If the Data Agent engine runs in a different network namespace from the Kyuubi server, or the derived host is not reachable from the engine, set kyuubi.engine.data.agent.jdbc.url (or the welcome-screen field) explicitly.

This works out of the box when the Kyuubi server is configured with kyuubi.authentication=NONE. It does not work when LDAP authentication is enabled, because the engine’s JDBC connection carries the user identity (e.g. alice) but no password, and Kyuubi’s LDAP provider rejects the empty bind with LDAP error code 49. In an authenticated deployment, embed credentials in the JDBC URL instead:

jdbc:kyuubi://kyuubi-host:10009/default;user=alice;password=...
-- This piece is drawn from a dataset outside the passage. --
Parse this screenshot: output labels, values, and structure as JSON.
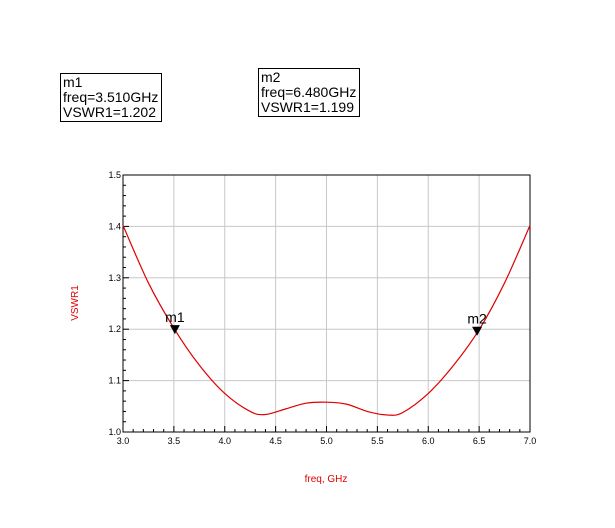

Kerberos is not supported yet. The engine performs no Kerberos login of its own, so it would reuse the Kyuubi server’s ambient proxy super-user credentials and could impersonate arbitrary users. Kyuubi therefore rejects both auto-derivation and explicitly Kerberized JDBC URLs under KERBEROS authentication. Full support (the engine logging in with its own principal/keytab and proxying the session user) is left for a follow-up; for now point the Data Agent at a non-Kerberos datasource.

Operating notes#

Engine lifecycle#

The Data Agent engine respects kyuubi.engine.share.level, kyuubi.session.engine.idle.timeout, and the rest of the standard engine lifecycle knobs, with one Data-Agent-specific addition: a Data Agent engine is bound to a single JDBC datasource, so the engine subdomain is automatically derived from the configured kyuubi.engine.data.agent.jdbc.url. With the default USER share level this means engines are keyed by (user, JDBC URL) — two sessions targeting the same datasource as the same user reuse one engine, and a session pointing at a different JDBC URL gets its own engine.

Logs#

Per-engine stdout/stderr lands under $KYUUBI_LOG_DIR/work/<user>/kyuubi-data-agent-engine.log.0.

Security notes#

  • The engine launch command logged by the server has kyuubi.engine.data.agent.openai.api.key and kyuubi.engine.data.agent.jdbc.url redacted. Other places where these values may surface (for example session events, or spark.-prefixed variants rendered into other engine launch events) are not redacted unless you set kyuubi.server.redaction.regex to cover them — there is no default regex.

  • The chat history (including SQL produced by the model and any data the model read) is held server-side for the lifetime of the session and is mirrored into the browser’s sessionStorage. Treat the Data Agent UI as a tool with the same access scope as the configured JDBC URL.